Will it work? It’s too early to tell for sure. But in general, health care pilot programs run by federal bureaucrats have been notoriously unsuccessful. Nor have previous fraud fighting efforts had much effect: In July, the GAO released yet another report calling out inadequate anti-fraud efforts in Medicare and its sister program, Medicaid. By Cato Health Policy Director Michael Cannon’s count, it was GAO’s 159th such report. 
The Cost of Fighting Fraud
There are costs to fraud-fighting programs as well. One anti-fraud plan first sponsored by House Republicans is projected to cost about $930 million during the next decade. In itself, given the size of the problem, that’s a pittance. But the direct cost isn’t necessarily the biggest barrier for fraud fighters. “There would be some political problems with going after fraud,” says James Capretta, because “providers like to get prompt, no-questions-asked payment.” As a result, any such reform effort could provoke a revolt among the doctors, which would almost certainly be followed by a revolt among seniors when they are unable to find physicians to treat them.
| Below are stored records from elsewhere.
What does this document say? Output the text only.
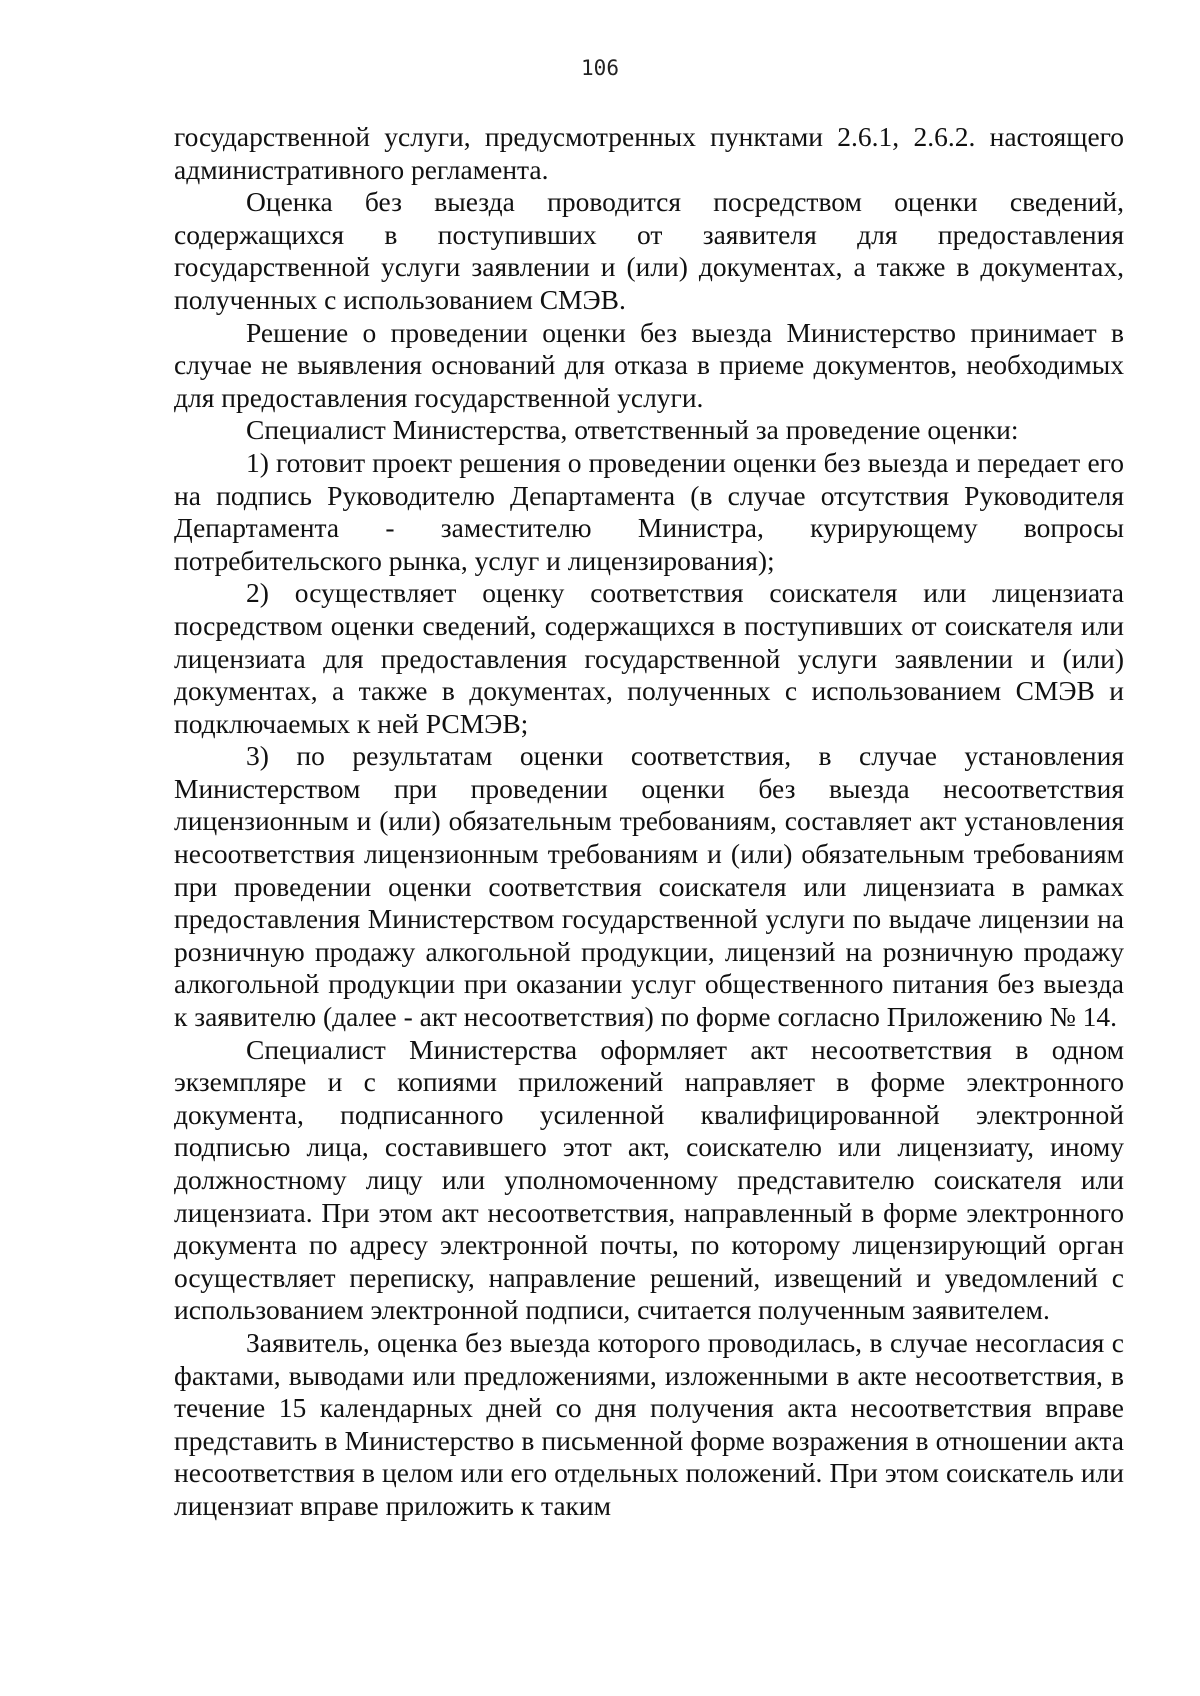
106

государственной услуги, предусмотренных пунктами 2.6.1, 2.6.2. настоящего административного регламента.

Оценка без выезда проводится посредством оценки сведений, содержащихся в поступивших от заявителя для предоставления государственной услуги заявлении и (или) документах, а также в документах, полученных с использованием СМЭВ.

Решение о проведении оценки без выезда Министерство принимает в случае не выявления оснований для отказа в приеме документов, необходимых для предоставления государственной услуги.

Специалист Министерства, ответственный за проведение оценки:

1) готовит проект решения о проведении оценки без выезда и передает его на подпись Руководителю Департамента (в случае отсутствия Руководителя Департамента - заместителю Министра, курирующему вопросы потребительского рынка, услуг и лицензирования);

2) осуществляет оценку соответствия соискателя или лицензиата посредством оценки сведений, содержащихся в поступивших от соискателя или лицензиата для предоставления государственной услуги заявлении и (или) документах, а также в документах, полученных с использованием СМЭВ и подключаемых к ней РСМЭВ;

3) по результатам оценки соответствия, в случае установления Министерством при проведении оценки без выезда несоответствия лицензионным и (или) обязательным требованиям, составляет акт установления несоответствия лицензионным требованиям и (или) обязательным требованиям при проведении оценки соответствия соискателя или лицензиата в рамках предоставления Министерством государственной услуги по выдаче лицензии на розничную продажу алкогольной продукции, лицензий на розничную продажу алкогольной продукции при оказании услуг общественного питания без выезда к заявителю (далее - акт несоответствия) по форме согласно Приложению № 14.

Специалист Министерства оформляет акт несоответствия в одном экземпляре и с копиями приложений направляет в форме электронного документа, подписанного усиленной квалифицированной электронной подписью лица, составившего этот акт, соискателю или лицензиату, иному должностному лицу или уполномоченному представителю соискателя или лицензиата. При этом акт несоответствия, направленный в форме электронного документа по адресу электронной почты, по которому лицензирующий орган осуществляет переписку, направление решений, извещений и уведомлений с использованием электронной подписи, считается полученным заявителем.

Заявитель, оценка без выезда которого проводилась, в случае несогласия с фактами, выводами или предложениями, изложенными в акте несоответствия, в течение 15 календарных дней со дня получения акта несоответствия вправе представить в Министерство в письменной форме возражения в отношении акта несоответствия в целом или его отдельных положений. При этом соискатель или лицензиат вправе приложить к таким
Medicare’s pervasive waste belies the argument that it’s more efficient than private providers; in 2010, the system made improper payments equal to nearly four times the total amount of all U.S. health insurer profits. But predictive modeling is only a small part of private-sector success; insurers also engage in extensive underwriting and human case-by-case review. Many doctors don’t look kindly on such bureaucratic intrusions. The Association of American Physicians & Surgeons, for example, has issued reports warning of the “negative impact” and “adverse side effects” of anti-fraud efforts, claiming they “have made it more difficult for patients to get care from the most honest and qualified physicians.” The real price of stepping up fraud prevention, they caution, may be paid by seniors who lose access to medical services. That’s a price few politicians are willing to pay. 
Weeding out fraud is an arduous, time-intensive process. And Medicare’s administrators, who are beholden to politicians who are in turn beholden to patient and provider constituents, may not have the stomach for it. It’s the classic political problem of diffuse costs and concentrated benefits. The cohorts that stand to benefit most from an inefficient system are also those with the loudest and most influential voices on the issue. It’s no accident that Medicare has evolved the way it has. 
No politician ever claims to like waste, fraud, and abuse. But powerful constituencies are invested in rejecting any meaningful change to a system that just so happens to enable such massive criminality. By guaranteeing speedy payments for the medical care of almost 50 million people, the government seems to be guaranteeing profits for health care crooks.